An initial cancer diagnosis is a tempest that causes mass destruction in the major structures of one’s life. My diagnosis and the fatal symptoms that led to it flooded my notions of the future I had mapped out for myself and left it like a sodden book with indecipherable pages. I laid in a hospital bed and watched my independence to work, further my education, and remain on the 'straight path’ of my peers wash away into an unreachable horizon of blue.

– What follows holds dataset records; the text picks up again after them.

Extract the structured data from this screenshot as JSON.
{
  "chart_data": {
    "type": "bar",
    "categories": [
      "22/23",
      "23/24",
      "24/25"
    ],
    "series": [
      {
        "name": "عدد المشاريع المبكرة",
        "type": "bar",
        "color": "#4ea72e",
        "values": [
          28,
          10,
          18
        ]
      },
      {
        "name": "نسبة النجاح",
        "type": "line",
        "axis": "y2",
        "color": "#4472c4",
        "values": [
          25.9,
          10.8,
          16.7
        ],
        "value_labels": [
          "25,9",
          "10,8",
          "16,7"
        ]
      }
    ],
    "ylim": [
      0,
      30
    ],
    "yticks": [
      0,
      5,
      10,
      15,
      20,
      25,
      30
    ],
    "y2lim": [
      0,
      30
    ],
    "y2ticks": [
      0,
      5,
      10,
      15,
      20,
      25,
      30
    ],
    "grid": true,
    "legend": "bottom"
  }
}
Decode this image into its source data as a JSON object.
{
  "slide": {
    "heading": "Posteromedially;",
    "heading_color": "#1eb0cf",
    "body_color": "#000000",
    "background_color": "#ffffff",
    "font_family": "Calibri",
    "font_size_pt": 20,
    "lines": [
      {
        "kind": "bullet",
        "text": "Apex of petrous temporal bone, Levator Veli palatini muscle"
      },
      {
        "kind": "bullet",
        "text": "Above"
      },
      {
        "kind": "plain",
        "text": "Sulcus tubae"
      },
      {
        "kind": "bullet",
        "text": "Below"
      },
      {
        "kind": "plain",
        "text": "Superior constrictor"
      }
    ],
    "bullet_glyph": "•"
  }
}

Cancer is both a destroyer and a builder by nature. On a biological level, the disease is the rapid growth of cells, which often results in the destruction of surrounding anatomical structures. Beyond a physiological standpoint, I believe cancer can be both a destroyer and a builder as well; however, for cancer to be a catalyst of reconstruction in our daily lives, we have to open ourselves to this possibility. 
 

I recently took a step back and observed the rubble left by the storm of my initial cancer diagnosis. I wish I could say that I had converted all of the rubble into diamonds, every infusion into hope, every hospital stay into a lesson in patience, but I would be twisting the truth far from my lived reality. My recent reflection overwhelmed me with grief for my past, present, and future. As I reviewed the ruins, I thought of the trips I had to cancel this year, the graduate program I had to cut short, and my bittersweet observation of proposals, baby announcements, and job promotions that fall beyond my new scope of life (Despite me having survived months beyond my initial “expiration date,” my prognosis still haunts me and clouds my perception of the future).


If you keep taking from a well without replenishing it, you end up with a dry well. This statement seems obvious; yet, so many of us, sick or not, end up like this unreplenished well. The crashing waves brought on by the hurricane of my diagnosis now convert into the barrenness brought on by the drought of chronic illness. The longer I live with chronic cancer, the more complex my relationship with the illness becomes. Each day the disease drains me before I even get out of bed. I now start my day with a well fifty percent full, rather than ninety five percent full; however, remember I said cancer can be a catalyst for reconstruction? How do we allow our experiences of cancer to reconstruct our days, rather than solely demolish them?


There is no one correct answer and, for some of you, cancer may be incapable of holding any “redemptive” quality. Yet, when I cannot find a drop in the well, I aim to ask myself this: "What have I gained in the last year and a half since my diagnosis?" As I recall these “gains,” water, albeit rain or tears, fresh water or salt water, trickles into the well’s depths and brings me nourishment. It is through my experience of cancer’s destruction, that I have built deep and long-lasting connections with patients, nurses, doctors, friends, family, and strangers. It is through my body’s need to slow down that I have noticed the minute details and beauty of the natural world and the other living beings around me. Cancer tries to take my life each day; however, in the midst of its thievery, the disease opens my eyes to limitless ways in which we are able to rethink “living” beyond the scientific sense of the word. There will rarely be a hurricane quite like the initial diagnosis, where entire structures are dismantled for the first time, but there will be many rainstorms to follow, ones where tears and memories will flood your well. During the rainstorms, I hold on tightly to my greatest lifesaver: the goodness in humanity that shines through the walls that the cancer tears down. I see it in the hospital room when my friends gathered upon my first admission. I see it on social media when we, as a cancer community, put aside our differences to dance, pray, donate, and spread awareness for fellow patients. I see it in the eyes of my retired nurse who continues to sit by my side at infusions, despite her retirement. It is this humanity that fills my well and reminds me of the abundance of life that remains even in the midst of the destructive force of disease.